During the last twenty years, Random matrix theory (RMT) has produced numerous results that allow a better understanding of large random matrices. These advances have enabled interesting applications in the domain of communication. Although this theory can contribute to many other domains such as brain imaging or genetic research, its has been rarely applied. The main barrier to the adoption of RMT may be the lack of concrete statistical results from probabilistic Random matrix theory. Indeed, direct generalisation of classical multivariate theory to high dimensional assumptions is often difficult and the proposed procedures often assume strong hypotheses on the data matrix such as normality or overly restrictive independence conditions on the data.
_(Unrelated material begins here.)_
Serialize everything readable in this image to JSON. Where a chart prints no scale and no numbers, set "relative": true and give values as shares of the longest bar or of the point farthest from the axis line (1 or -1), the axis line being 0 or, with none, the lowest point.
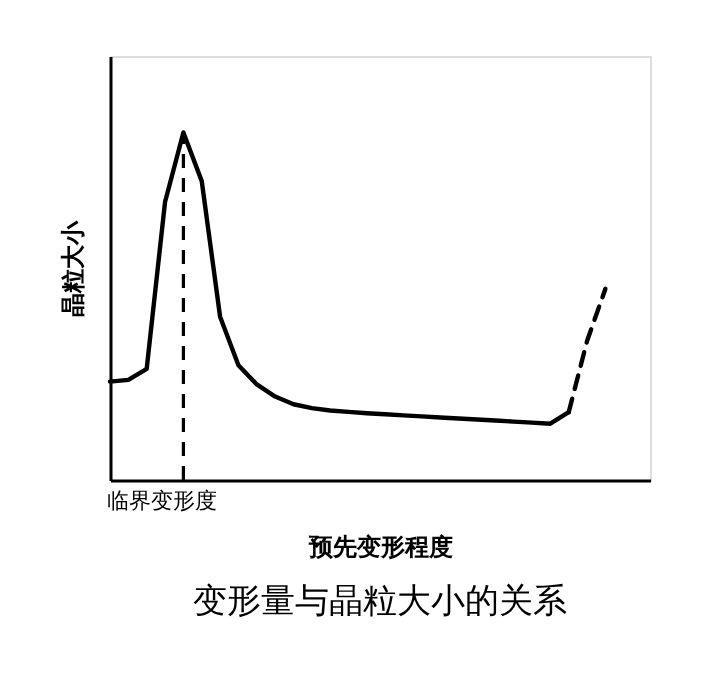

This thesis proposes a statistical procedure for testing the equality of two independent estimated covariance matrices when the number of potentially dependent data vectors is large and proportional to the size of the vectors corresponding to the number of observed variables. Although the existing theory builds a very good intuition of the behaviour of these matrices, it does not provide enough results to build a satisfactory test for both the power and the robustness. Hence, inspired by spike models, we define the residual spikes and prove many theorems describing the behaviour of many statistics using eigenvectors and eigenvalues in very general cases. For example in the two central theorems of this thesis, the Invariant Angle Theorem and the Invariant Dot Product Theorem.

Using numerous generalisations of the theory, this thesis finally proposes a description of the behaviour of a statistic under a null hypothesis. This statistic allows the user to test the equality of two populations, but also other null hypotheses such as the independence of two sets of variables. Finally, the robustness of the procedure is demonstrated for different classes of models and criteria for evaluating robustness are proposed to the reader.

Therefore, the major contribution of this thesis is to propose a methodology both easy to apply and having good properties. Secondly, a large number of theoretical results are demonstrated and could be easily used to build other applications.